As the name implies, tiger sharks (Galeocerdo cuvier) have distinctive vertical stripes on their sides. The tiger shark is a furious predator that will turn anything into its prey.
As second only to the great whites in attacking humans, tiger sharks are aggressive shark species likely to attack people even when unprovoked. They may also be the only shark species that regularly prey on sea turtles.
As highly migratory species, tiger sharks are found in the tropical and sub-tropical waters of the world, except the Mediterranean Sea.
Growing up to 15 feet long, tiger sharks are very productive species and produce over 80 pups per litter.
The thresher shark (Alopias vulpinus) is the most wide-ranging of all shark species, present in all temperate and tropical waters worldwide except polar waters.
A little shy of 15 feet long, these sharks feature a massive tail, which they use to generate tremendous power as they swim and hunt and which comprises almost half of their entire body.
Bluntnose Sixgill Shark
The Bluntnose Sixgill Shark (Hexanchus griseus), also known as the cow shark, is a deepwater shark with an average length of 15 to 16 feet and a highly migratory species residing in temperate and tropical regions around the world.
It features a blunt and wide snout and has six long gill slits compared to other sharks, which have five.
The bluntnose sixgills shark can give birth to 100 pups at a given time and feeds on various prey items like crabs, shrimps, squid, and even other sharks.
Native to the freezing, deep waters of the Arctic Oceans and North Atlantic, the Greenland shark (Somniosus microcephalus), also known as the sleeper shark, is amongst the slowest of all sharks, moving through the water at about one mile per hour.

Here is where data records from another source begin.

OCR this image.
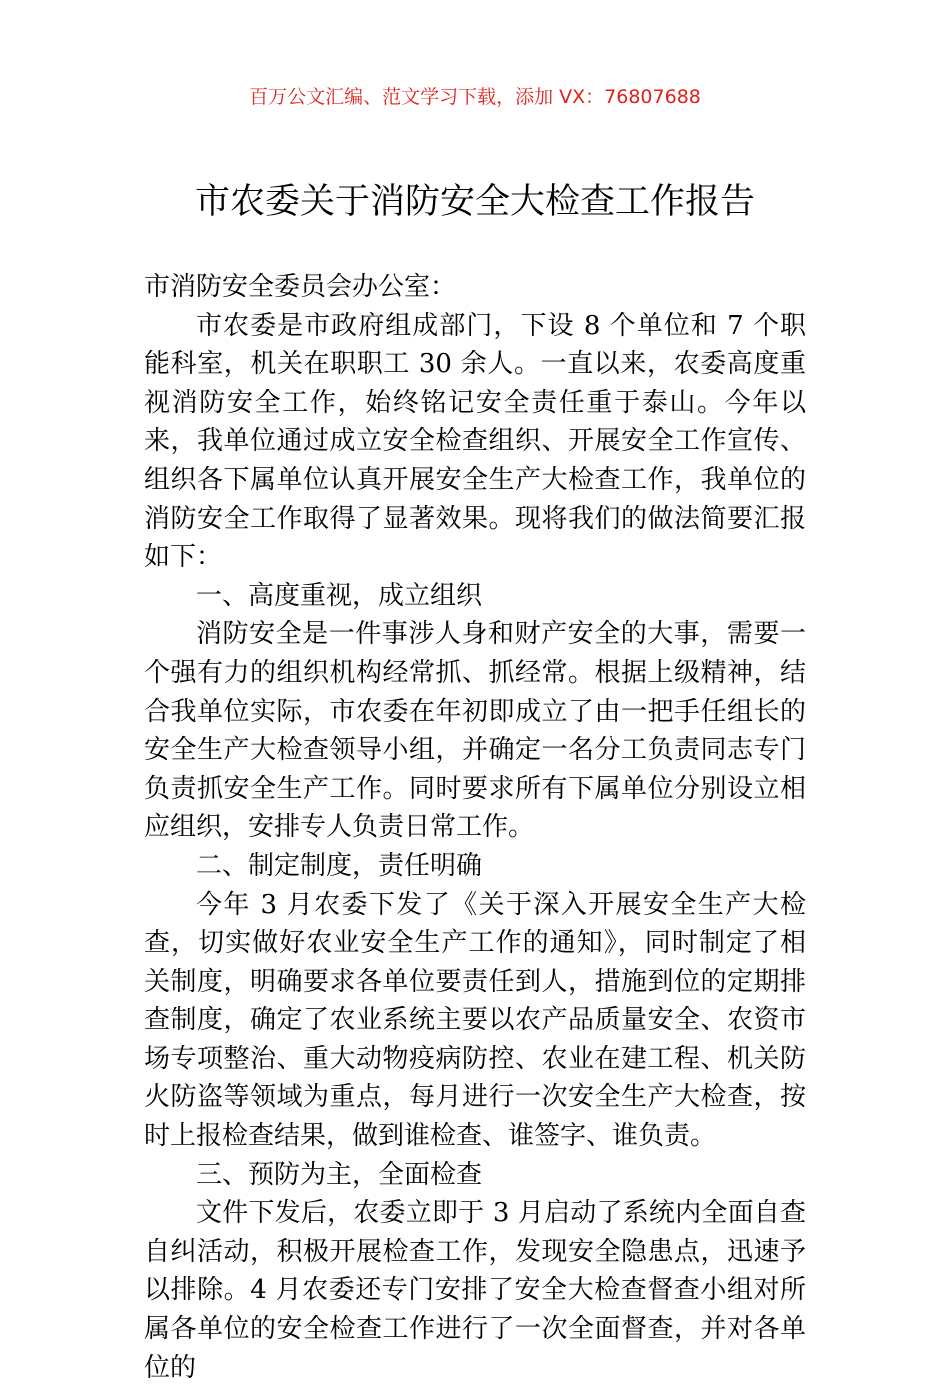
百万公文汇编、范文学习下载，添加 VX：76807688
市农委关于消防安全大检查工作报告

市消防安全委员会办公室：

市农委是市政府组成部门，下设 8 个单位和 7 个职能科室，机关在职职工 30 余人。一直以来，农委高度重视消防安全工作，始终铭记安全责任重于泰山。今年以来，我单位通过成立安全检查组织、开展安全工作宣传、组织各下属单位认真开展安全生产大检查工作，我单位的消防安全工作取得了显著效果。现将我们的做法简要汇报如下：

一、高度重视，成立组织

消防安全是一件事涉人身和财产安全的大事，需要一个强有力的组织机构经常抓、抓经常。根据上级精神，结合我单位实际，市农委在年初即成立了由一把手任组长的安全生产大检查领导小组，并确定一名分工负责同志专门负责抓安全生产工作。同时要求所有下属单位分别设立相应组织，安排专人负责日常工作。

二、制定制度，责任明确

今年 3 月农委下发了《关于深入开展安全生产大检查，切实做好农业安全生产工作的通知》，同时制定了相关制度，明确要求各单位要责任到人，措施到位的定期排查制度，确定了农业系统主要以农产品质量安全、农资市场专项整治、重大动物疫病防控、农业在建工程、机关防火防盗等领域为重点，每月进行一次安全生产大检查，按时上报检查结果，做到谁检查、谁签字、谁负责。

三、预防为主，全面检查

文件下发后，农委立即于 3 月启动了系统内全面自查自纠活动，积极开展检查工作，发现安全隐患点，迅速予以排除。4 月农委还专门安排了安全大检查督查小组对所属各单位的安全检查工作进行了一次全面督查，并对各单位的
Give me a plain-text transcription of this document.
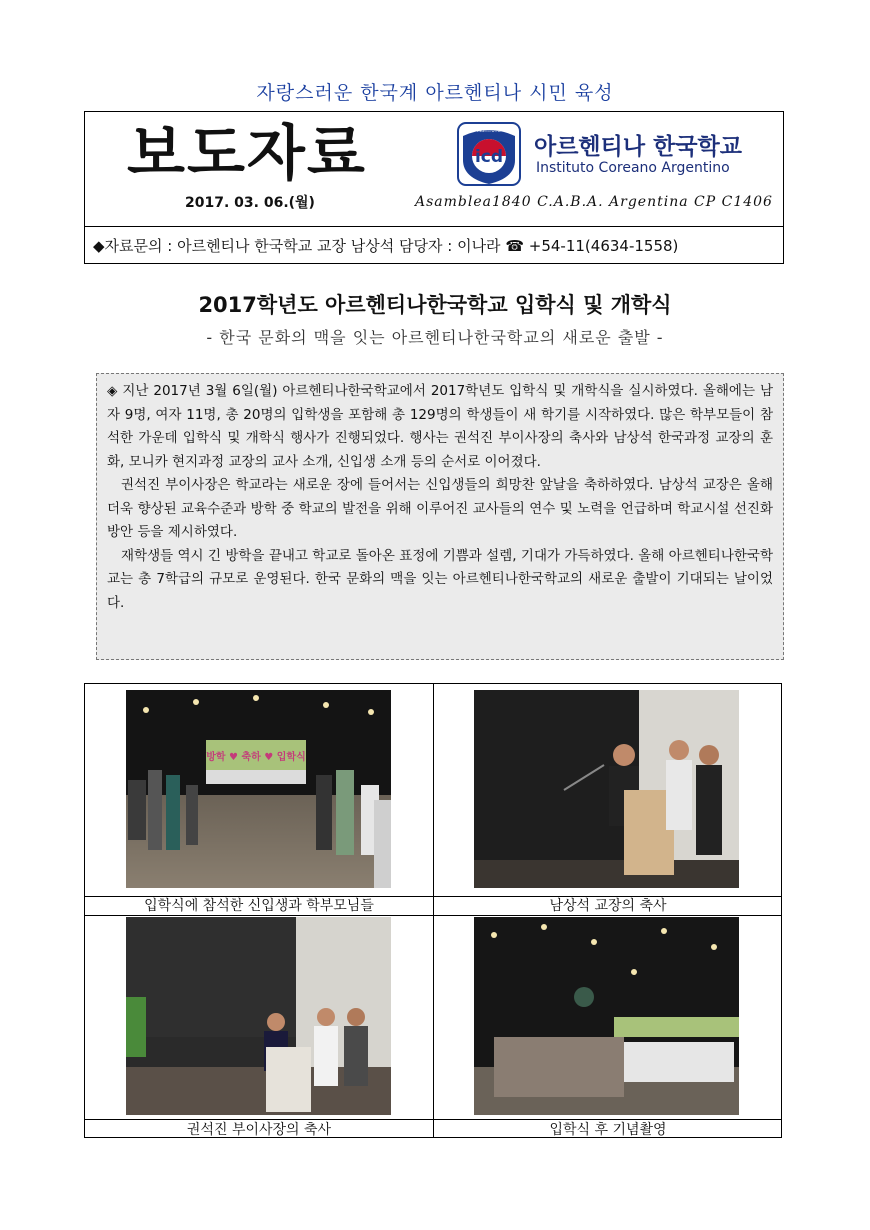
자랑스러운 한국계 아르헨티나 시민 육성
보도자료
2017. 03. 06.(월)
icd
INSTITUTO
아르헨티나 한국학교
Instituto Coreano Argentino
Asamblea1840 C.A.B.A. Argentina CP C1406
◆자료문의 : 아르헨티나 한국학교 교장 남상석 담당자 : 이나라 ☎ +54-11(4634-1558)
2017학년도 아르헨티나한국학교 입학식 및 개학식
- 한국 문화의 맥을 잇는 아르헨티나한국학교의 새로운 출발 -

◈ 지난 2017년 3월 6일(월) 아르헨티나한국학교에서 2017학년도 입학식 및 개학식을 실시하였다. 올해에는 남자 9명, 여자 11명, 총 20명의 입학생을 포함해 총 129명의 학생들이 새 학기를 시작하였다. 많은 학부모들이 참석한 가운데 입학식 및 개학식 행사가 진행되었다. 행사는 권석진 부이사장의 축사와 남상석 한국과정 교장의 훈화, 모니카 현지과정 교장의 교사 소개, 신입생 소개 등의 순서로 이어졌다.

권석진 부이사장은 학교라는 새로운 장에 들어서는 신입생들의 희망찬 앞날을 축하하였다. 남상석 교장은 올해 더욱 향상된 교육수준과 방학 중 학교의 발전을 위해 이루어진 교사들의 연수 및 노력을 언급하며 학교시설 선진화 방안 등을 제시하였다.

재학생들 역시 긴 방학을 끝내고 학교로 돌아온 표정에 기쁨과 설렘, 기대가 가득하였다. 올해 아르헨티나한국학교는 총 7학급의 규모로 운영된다. 한국 문화의 맥을 잇는 아르헨티나한국학교의 새로운 출발이 기대되는 날이었다.

방학 ♥ 축하 ♥ 입학식
입학식에 참석한 신입생과 학부모님들	남상석 교장의 축사
권석진 부이사장의 축사	입학식 후 기념촬영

With that said, these filter feeder sharks are top predators that mainly feed upon plankton.
Measuring up to 12 feet long, the Greenland shark is the world’s most long-lived vertebrate, with a life expectancy that could reach 392 years.
Not only this, but they don’t reach sexual maturity until about 150 years old.
Pacific Sleeper Shark
Pacific sleeper sharks (Somniosus pacificus) are native to the temperate waters in the North Pacific.
Measuring up to 12 feet, these large, slow-moving sharks have toxic flesh when eaten and feed upon octopuses, giant squids, and crabs.
However, they often get preyed upon by killer whales. Pacific sleeper sharks can produce up to 300 pups in a litter, making them quite productive sharks.
We hope this article about the biggest sharks ranked by their size served as a fascinating insight into how big they can get as well as some of their behavioral traits and unique features.